If there were a way to tear a hole in the fabric of space — called a naked singularity ring — "if you somehow go through that ring, and come back out, then you would go back in time," he said. "But physically, there is no process that can make a naked singularity ring."

Easier option: Suspend disbelief. Read more Dickens.

Steve Farber, principal investigator at the Carnegie Institution for Science and a Johns Hopkins biology professor, took on another question: Why did Rudolph have a very shiny nose?

He knew there are creatures that light up naturally, such as sea anemones and coral that glow a brilliant red. His team routinely inserts fluorescent jellyfish-like proteins into the zebrafish he works with to make the fish glow to study cardiovascular disease. His theory would take a sort of one-in-a-million chance, but it goes something like this:

Say one of the reindeer is pregnant and feeling lousy while Santa's sleigh is soaring over the Holy Land. She passes out, and despite Santa Claus's desperate efforts to maneuver, the sleigh crashes into the Red Sea. The reindeer gets cut on some coral that has a protein in it that, if you ever saw it, you would even say it glows.

"The question is, how would you get that DNA into Rudolph's DNA?" Farber asked, from the pregnant reindeer's blood to the egg cell that will one day be baby Rudolph.

"There are particles related to viruses called mobile genetic elements that have the ability to cut genomes and insert sequences into the DNA."

But why would just the nose light up? If some DNA from the coral got into a protein that's only in the nose — such as a smell receptor — that could explain it.

Still, while it would be easy to inject the DNA into an egg cell in a lab, it's a little hard to imagine that transfer happening in nature.

Harder than imagining a jolly fat man flying a sleigh around the world in one night? For some, yes.

When Kass, a cardiologist whose research into heart failure has led to discoveries that have helped many people, was asked if the university's public-relations team could videotape him evaluating the Grinch, he said, "I'll do it, but I have to put on a fake Austrian accent and wear my glasses like Chuck Schumer."

He didn't, but he was able to come up with a novel explanation. Kass has evaluated many diseased hearts — small and large. If a heart grew as rapidly as the Grinch's, it struck Kass as highly unlikely that the Grinch would be cheerful and active, lifting his sled, handing out presents and whatnot.

Kass drew on research that had interested him, in Science, in which a molecular biologist at the University of Colorado at Boulder studied how a Burmese python's heart grows dramatically after a very large meal, such as a rabbit.

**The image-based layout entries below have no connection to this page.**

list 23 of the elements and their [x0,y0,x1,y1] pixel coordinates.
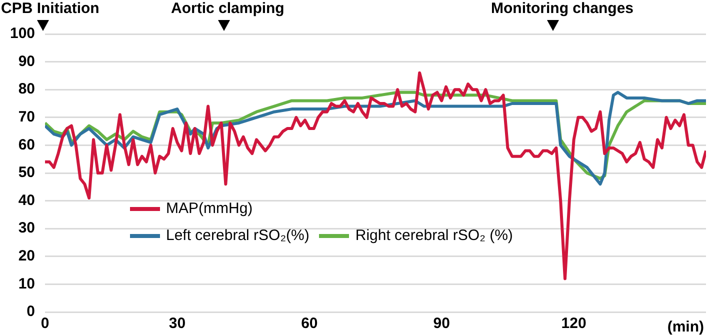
legend-label: Right cerebral rSO₂ (%) [355,227,513,244]
x-tick-label: 90 [433,315,450,332]
y-tick-label: 20 [18,248,36,265]
y-tick-label: 60 [18,136,36,154]
y-tick-label: 30 [18,220,36,237]
text: Aortic clamping [171,0,284,17]
x-tick-label: 0 [40,315,50,332]
x-tick-label: 120 [561,315,586,332]
text: Monitoring changes [491,0,634,17]
y-tick-label: 70 [18,108,36,126]
y-tick-label: 40 [18,192,36,209]
y-tick-label: 50 [18,164,36,182]
y-tick-label: 100 [10,25,36,42]
text: CPB Initiation [1,0,100,17]
y-tick-label: 90 [18,52,36,70]
y-tick-label: 10 [18,275,36,292]
x-tick-label: 30 [168,315,186,332]
x-axis-title: (min) [667,318,704,336]
y-tick-label: 80 [18,80,36,98]
x-tick-label: 60 [301,315,318,332]
y-tick-label: 0 [26,303,36,320]
legend-label: MAP(mmHg) [166,200,253,217]
legend-label: Left cerebral rSO₂(%) [166,227,310,244]
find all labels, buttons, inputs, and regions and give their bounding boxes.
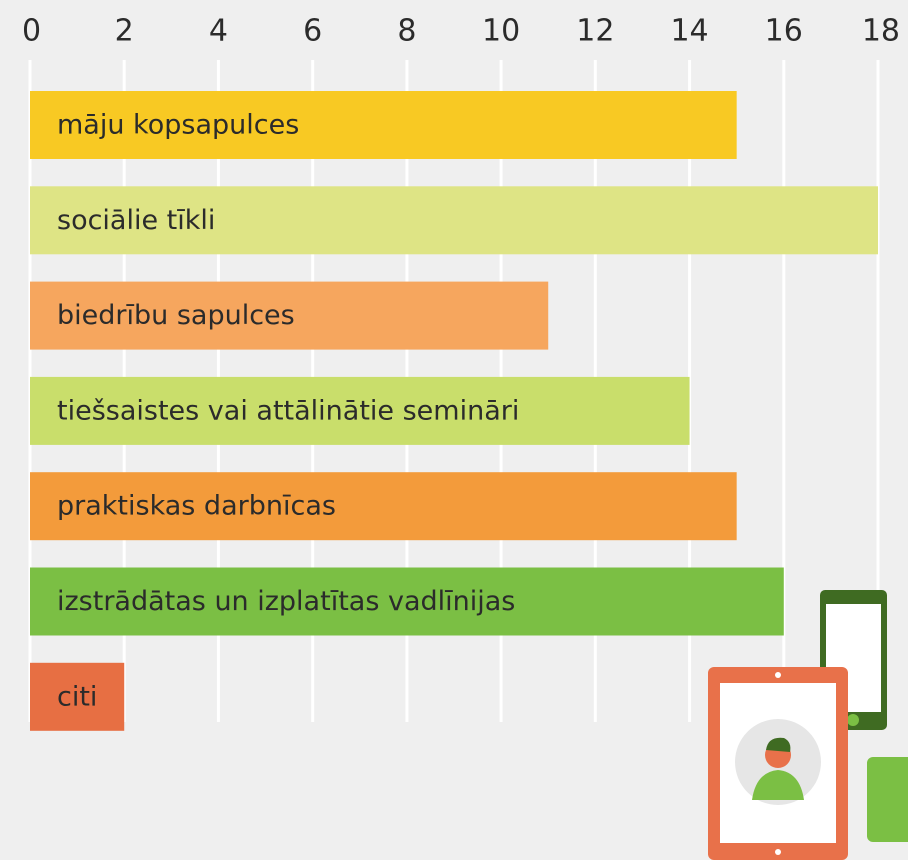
x-tick-label: 2 <box>115 14 134 49</box>
bar <box>30 376 690 445</box>
x-tick-label: 10 <box>482 14 520 49</box>
bar <box>30 662 125 731</box>
x-tick-label: 6 <box>303 14 322 49</box>
bar <box>30 281 549 350</box>
bar-label: biedrību sapulces <box>57 300 295 331</box>
bar-label: izstrādātas un izplatītas vadlīnijas <box>57 586 515 617</box>
x-tick-label: 4 <box>209 14 228 49</box>
bar <box>30 186 878 255</box>
x-tick-label: 16 <box>765 14 803 49</box>
bar <box>30 91 737 159</box>
x-tick-label: 8 <box>397 14 416 49</box>
bar <box>30 567 784 636</box>
bar-label: citi <box>57 681 97 712</box>
device-illustration <box>708 590 908 860</box>
x-tick-label: 12 <box>576 14 614 49</box>
x-tick-label: 0 <box>22 14 41 49</box>
bar-label: māju kopsapulces <box>57 110 299 141</box>
x-tick-label: 18 <box>862 14 900 49</box>
bar-label: tiešsaistes vai attālinātie semināri <box>57 395 519 426</box>
bar-label: praktiskas darbnīcas <box>57 491 336 522</box>
bar <box>30 472 737 541</box>
x-tick-label: 14 <box>670 14 708 49</box>
bar-label: sociālie tīkli <box>57 205 215 236</box>
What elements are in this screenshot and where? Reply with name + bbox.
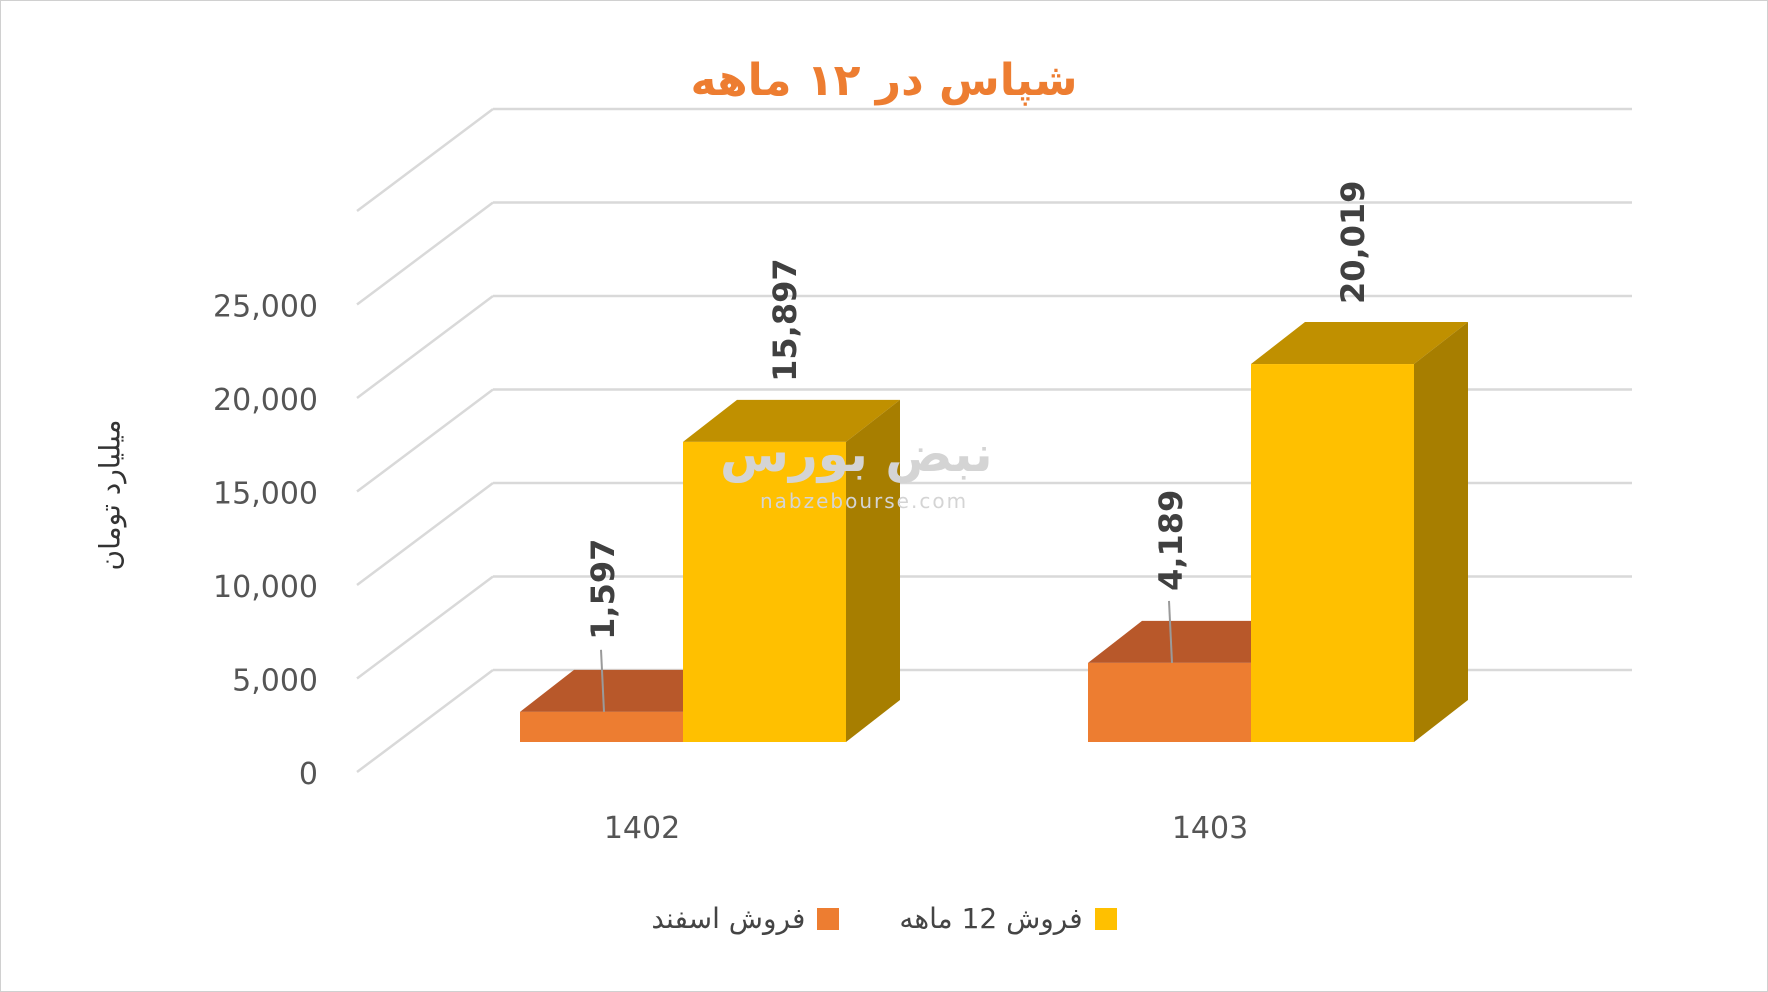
bar-front-face: [520, 711, 683, 742]
legend-item-12month: فروش 12 ماهه: [899, 902, 1117, 935]
bar-top-face: [520, 669, 737, 712]
grid-lines: [356, 107, 1632, 773]
grid-line-diagonal: [356, 482, 494, 586]
legend-swatch-esfand: [817, 907, 840, 930]
grid-line-diagonal: [356, 108, 494, 212]
data-label: 15,897: [766, 258, 804, 381]
legend: فروش اسفند فروش 12 ماهه: [0, 902, 1768, 935]
bar-top-face: [1088, 620, 1305, 663]
data-label: 4,189: [1152, 490, 1190, 591]
data-labels: 1,597 15,897 4,189 20,019: [584, 181, 1372, 712]
bars: [520, 322, 1468, 742]
y-tick-label: 0: [299, 757, 318, 792]
bar-top-face: [683, 399, 900, 442]
bar-top-face: [1251, 322, 1468, 365]
legend-label-esfand: فروش اسفند: [651, 902, 806, 935]
bar-front-face: [1251, 364, 1414, 742]
y-tick-label: 15,000: [213, 477, 318, 512]
data-label: 20,019: [1334, 181, 1372, 304]
chart-title: شپاس در ۱۲ ماهه: [690, 55, 1078, 106]
bar-front-face: [1088, 662, 1251, 742]
x-tick-labels: 1402 1403: [604, 811, 1248, 846]
bar-1-0: [683, 399, 900, 742]
y-tick-labels: 0 5,000 10,000 15,000 20,000 25,000: [213, 290, 318, 793]
grid-line-diagonal: [356, 388, 494, 493]
grid-line-diagonal: [356, 295, 494, 399]
bar-front-face: [683, 441, 846, 742]
y-tick-label: 5,000: [232, 664, 318, 699]
data-label: 1,597: [584, 539, 622, 640]
leader-line: [600, 649, 605, 712]
bar-0-0: [520, 669, 737, 742]
grid-line-diagonal: [356, 201, 494, 306]
y-tick-label: 20,000: [213, 383, 318, 418]
legend-swatch-12month: [1094, 907, 1117, 930]
grid-line-diagonal: [356, 669, 494, 773]
y-tick-label: 25,000: [213, 290, 318, 325]
x-tick-label: 1403: [1172, 811, 1248, 846]
x-tick-label: 1402: [604, 811, 680, 846]
bar-0-1: [1088, 620, 1305, 742]
bar-1-1: [1251, 322, 1468, 742]
bar-side-face: [1414, 322, 1468, 742]
y-tick-label: 10,000: [213, 570, 318, 605]
leader-line: [1168, 600, 1173, 663]
legend-label-12month: فروش 12 ماهه: [899, 902, 1083, 935]
grid-line-diagonal: [356, 575, 494, 680]
legend-item-esfand: فروش اسفند: [651, 902, 840, 935]
bar-side-face: [846, 399, 900, 742]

Then, he turned elsewhere in the literature. Just before the rapid expansion of his heart, the Grinch had stolen Who pudding, roast beast and everything down to the very last can of Who hash.

It was obvious: The Grinch must be a snake.

He is very green, but . . .

"He does have legs," Kass acknowledged. "But Dr. Seuss put legs and fur on all sorts of things," including plants. "To me, that's not a defining feature."

And in the end, if his diagnosis ("Snake") is correct, his medical advice would be easy. "Just don't eat so much at once."

More specifically, "Avoid eating something where someone would look at it and not be able to figure out how you ate it all. It's probably generally decent advice, whether you're a snake or not. It may describe a lot of us after Christmas dinner."